DOVER, N.H. --A growing number of homeowners in New Hampshire are being forced out of their homes by foreclosure.

The number of foreclosure filings in the state jumped from 188 in February to 263 in March.

In Strafford County, there were 19 foreclosures in January and February, compared to 40 during all of 2005.

"There is an alarming trend occurring here," Strafford County Registrar of Deeds Leo Lessard told Foster's Daily Democrat.

Lessard and others who watch housing trends say the increases probably are due to rising interest rates and high home prices.

For years, declining home mortgage rates drew people to take out high-risk interest-only or adjustable-rate mortgages on homes they never would have been able to afford otherwise, Lessard said. Now, some homeowners can't afford the payments with mortgage rates going back up.

"Home prices were so high, people borrowed so much money that if there was a blip in the economy, foreclosures were inevitable," Lessard said.

ForeclosuresNH, a business that acts as an intermediary between investors seeking to buy foreclosed homes and sellers whose homes are being foreclosed, says 52 percent, or 98 of February's foreclosure notices went to homeowners who purchased or refinanced their homes in the past two years.

Co-founder James Kenney said the numbers demonstrate that people who bought or refinanced with adjustable-rate mortgages now cannot afford payments that increased "anywhere from 20 to 40 percent."

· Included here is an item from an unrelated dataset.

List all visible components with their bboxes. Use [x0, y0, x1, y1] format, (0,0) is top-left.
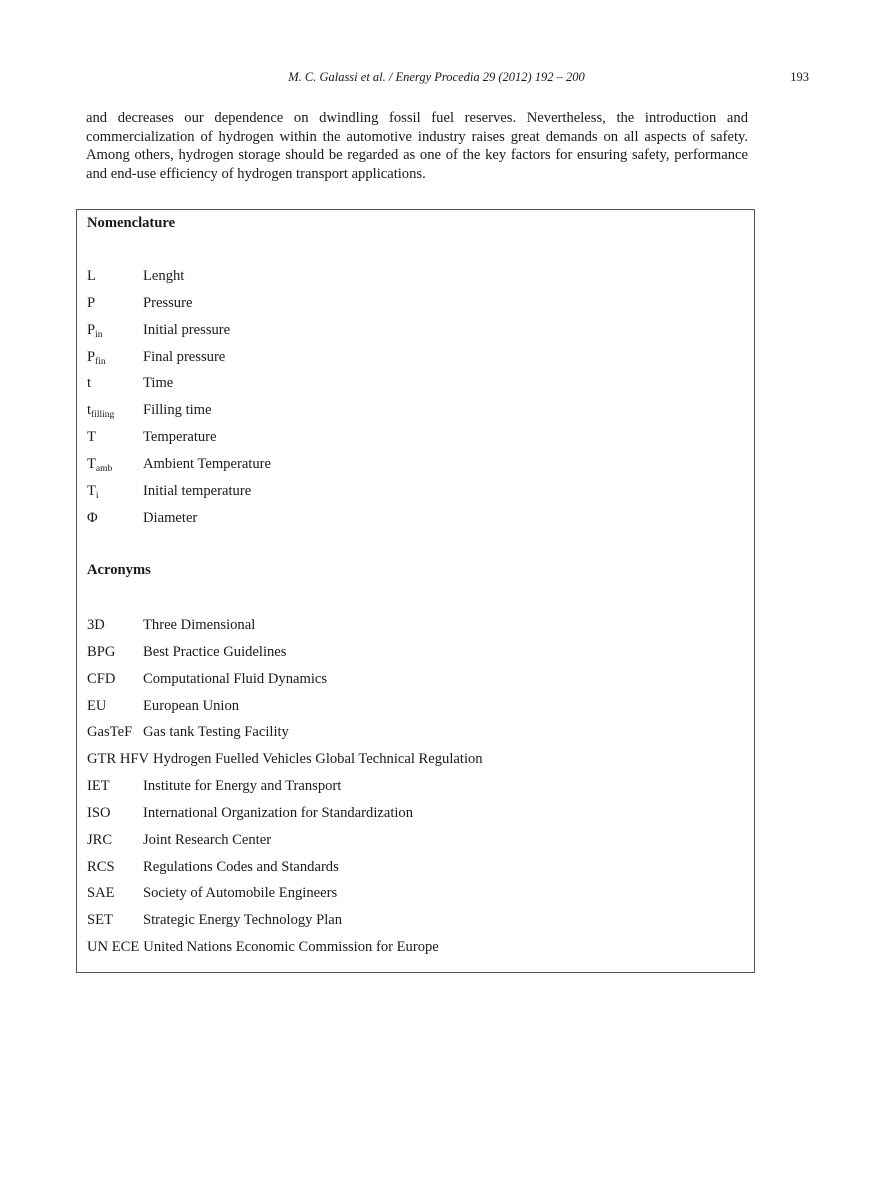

Gerald Little, president of the New Hampshire Bankers Association, cautioned homeowners against taking out interest-only, adjustable-rate loans.

Unless people have "a strong idea that something is changing in the not-too-distant future," like a home relocation or "a major bump in income," homeowners need to consider more moderate purchases that can get them more stable loans, he said.

"It's always a concern if people borrow to their absolute maximum of capacity. Should the environment turn, they may not be prepared to meet their debt load," Little said.